Leading Ivestment Company in Africa

Are you discontent with the current version of capitalism and concerned about rising neglect for society?

If you are, you are not alone. Capitalism, in its current form, must be improved.

This morning, I arrived France to participate on a panel at the 16th edition of Les Rencontres economiques d’Aix-en-Provence – a leading gathering of politicians, economists, and business people – themed “Are there different forms of capitalism?”. I join other speakers including the former Managing Director of the World Bank, Mamphela Ramphele and President of the Circle of Economists, Jean-Herve Lorenzi, to debate this timely topic.

As I cautioned at the start of the panel, we must begin to spend less time focusing on the theoretical definition of capitalism while ignoring its real effects across the world. We are all witness to what is happening in America and in Europe: we have seen that some feel included in the dividends of capitalism while some feel excluded. The reality is that people feel different ways about capitalism as it is practiced in today’s world, and we must engage this audience to make sure that capitalism is modified to address the development needs of today’s societies.

Africa has been a key participant in the global economy. But Africans question what they read in the papers about the “growth perception”. The rising GDP index will tell you Africa’s rise is being fueled by commodities, but the reality is that because the processing of these commodities is not done on the continent, there’s little to no value that is added locally. This is one effect of globalization, or the free market of capitalism.
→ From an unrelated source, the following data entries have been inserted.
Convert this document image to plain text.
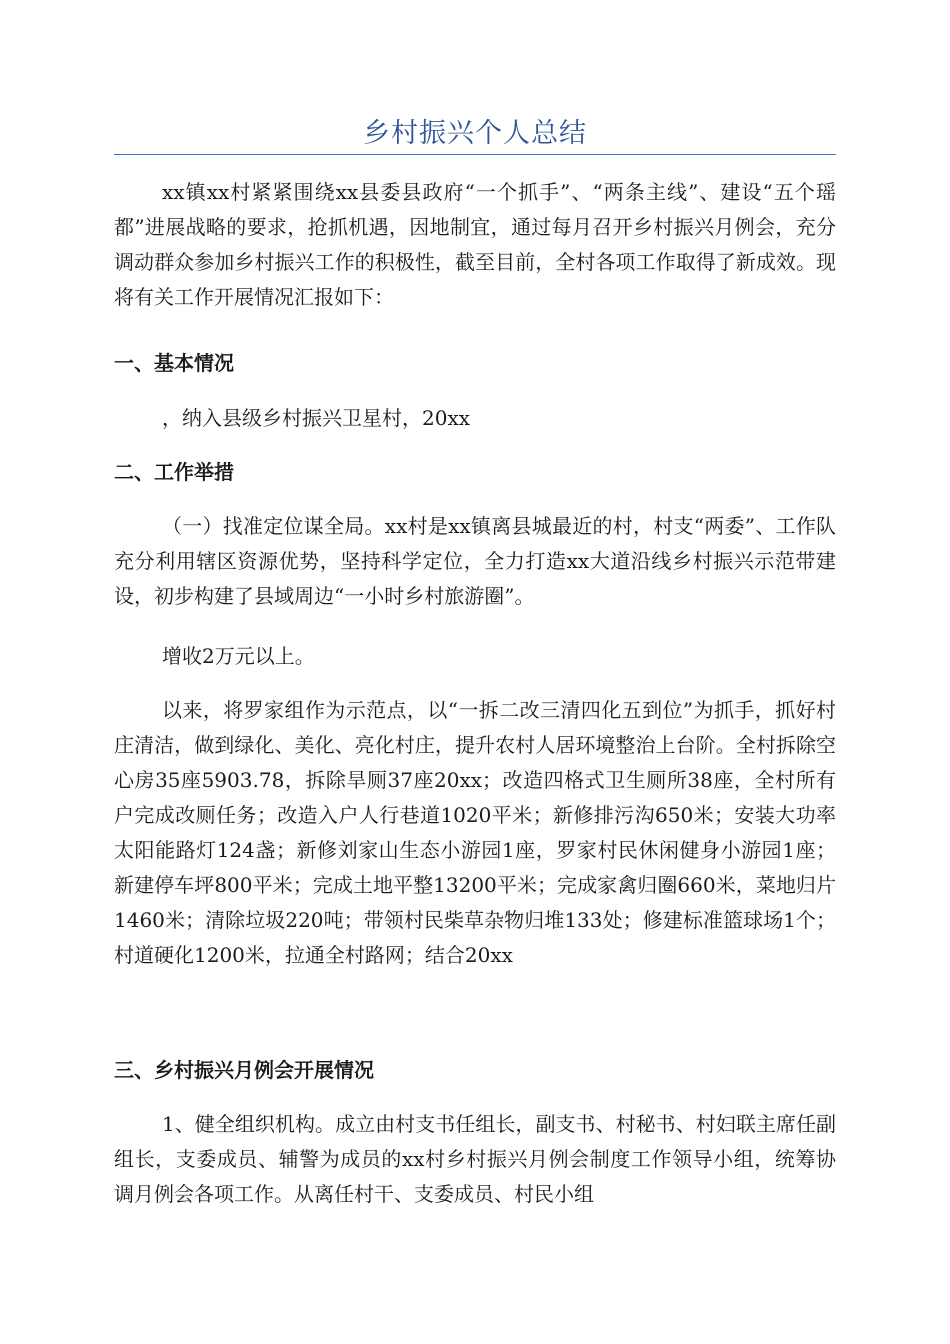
乡村振兴个人总结

xx镇xx村紧紧围绕xx县委县政府“一个抓手”、“两条主线”、建设“五个瑶都”进展战略的要求，抢抓机遇，因地制宜，通过每月召开乡村振兴月例会，充分调动群众参加乡村振兴工作的积极性，截至目前，全村各项工作取得了新成效。现将有关工作开展情况汇报如下：

一、基本情况

，纳入县级乡村振兴卫星村，20xx

二、工作举措

（一）找准定位谋全局。xx村是xx镇离县城最近的村，村支“两委”、工作队充分利用辖区资源优势，坚持科学定位，全力打造xx大道沿线乡村振兴示范带建设，初步构建了县域周边“一小时乡村旅游圈”。

增收2万元以上。

以来，将罗家组作为示范点，以“一拆二改三清四化五到位”为抓手，抓好村庄清洁，做到绿化、美化、亮化村庄，提升农村人居环境整治上台阶。全村拆除空心房35座5903.78，拆除旱厕37座20xx；改造四格式卫生厕所38座，全村所有户完成改厕任务；改造入户人行巷道1020平米；新修排污沟650米；安装大功率太阳能路灯124盏；新修刘家山生态小游园1座，罗家村民休闲健身小游园1座；新建停车坪800平米；完成土地平整13200平米；完成家禽归圈660米，菜地归片1460米；清除垃圾220吨；带领村民柴草杂物归堆133处；修建标准篮球场1个；村道硬化1200米，拉通全村路网；结合20xx

三、乡村振兴月例会开展情况

1、健全组织机构。成立由村支书任组长，副支书、村秘书、村妇联主席任副组长，支委成员、辅警为成员的xx村乡村振兴月例会制度工作领导小组，统筹协调月例会各项工作。从离任村干、支委成员、村民小组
Some people are beginning to seriously consider alternate ways to bringing development to the continent, development that is inclusive and felt by all. One of the more popular of such movements is ‘Shared Purpose’. Shared Purpose is beginning to interest people as it calls for all stakeholders -policymakers, private sector, civil society, friends of Africa – to come together to play a key role to address issues Africans have suffered despite rising GDP.

The economic philosophy I advocate for, Africapitalism, encourages such engagement between a diverse range of stakeholders to jumpstart development in a manner that addresses the primary objectives of business people AND also society’s needs. Africapitalism calls on the private sector to understand that they have an important role to play on the continent through investments in certain sectors that create both economic profits and wealth for society. It is also up to government to realize that it is unable to create employment for all but needs the private sector and SMEs to create these jobs. Government must also reengineer itself and deal with issues such as regulation, and creating an enabling environment to sustain the success of the private sector. After all, what is good for private sector is good for everyone.
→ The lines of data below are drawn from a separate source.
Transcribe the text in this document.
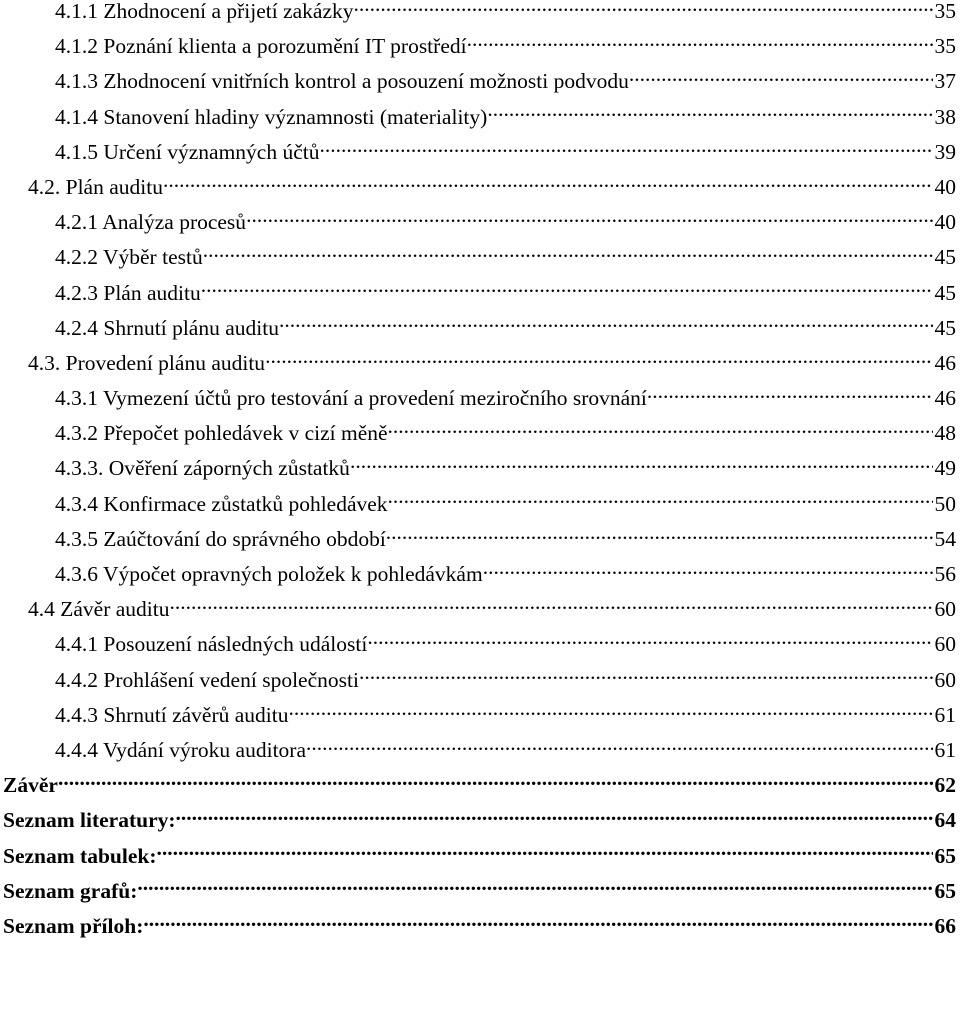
4.1.1 Zhodnocení a přijetí zakázky .....	35
4.1.2 Poznání klienta a porozumění IT prostředí .....	35
4.1.3 Zhodnocení vnitřních kontrol a posouzení možnosti podvodu .....	37
4.1.4 Stanovení hladiny významnosti (materiality) .....	38
4.1.5 Určení významných účtů .....	39
4.2. Plán auditu .....	40
4.2.1 Analýza procesů .....	40
4.2.2 Výběr testů .....	45
4.2.3 Plán auditu .....	45
4.2.4 Shrnutí plánu auditu .....	45
4.3. Provedení plánu auditu .....	46
4.3.1 Vymezení účtů pro testování a provedení meziročního srovnání .....	46
4.3.2 Přepočet pohledávek v cizí měně .....	48
4.3.3. Ověření záporných zůstatků .....	49
4.3.4 Konfirmace zůstatků pohledávek .....	50
4.3.5 Zaúčtování do správného období .....	54
4.3.6 Výpočet opravných položek k pohledávkám .....	56
4.4 Závěr auditu .....	60
4.4.1 Posouzení následných událostí .....	60
4.4.2 Prohlášení vedení společnosti .....	60
4.4.3 Shrnutí závěrů auditu .....	61
4.4.4 Vydání výroku auditora .....	61
Závěr .....	62
Seznam literatury: .....	64
Seznam tabulek: .....	65
Seznam grafů: .....	65
Seznam příloh: .....	66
In the 21st century, instead of engaging in mere conceptual definitions of capitalism, we should be looking at the impact of capitalism. We should aim to bring prosperity to everyone so that the way the masses in the global community engage and view the world today is different from the world Karl Marx wrote about. Ordinary people do not relate with the concept and ideals of capitalism and this needs to change.

At the Tony Elumelu Foundation, we committed $100m to support African entrepreneurs to develop the continent and create jobs for others because they best know the needs and challenges of African local economies and can come up with solutions to these issues. In the Tony Elumelu Foundation Entrepreneurship Programme application, each applicant must identify one of the SDG goals that their business will solve. This is a good example of aligning private enterprise with social good.

The impact of what we do through the Tony Elumelu Foundation Entrepreneurship Programme is that we help to catalyse others like us to support entrepreneurs like many of you. We are building the TEEP Capital so that we can (with help from others) commit to seeding more entrepreneurs like yourself. Sectors like ICT, Education, Healthcare, Agriculture – we can’t ignore these spaces because of the potential they hold to transform the continent.

In conclusion, all the panelists agreed that development ought to be defined more comprehensively than just GPP growth. It should include important indices reflecting issues like social equity, gender equality, environmental sustainability, quality of governance, etc. We need a more robust definition of development so that we are on the right path to sustainability. I believe Africapitalism offers what is missing in today’s capitalism.”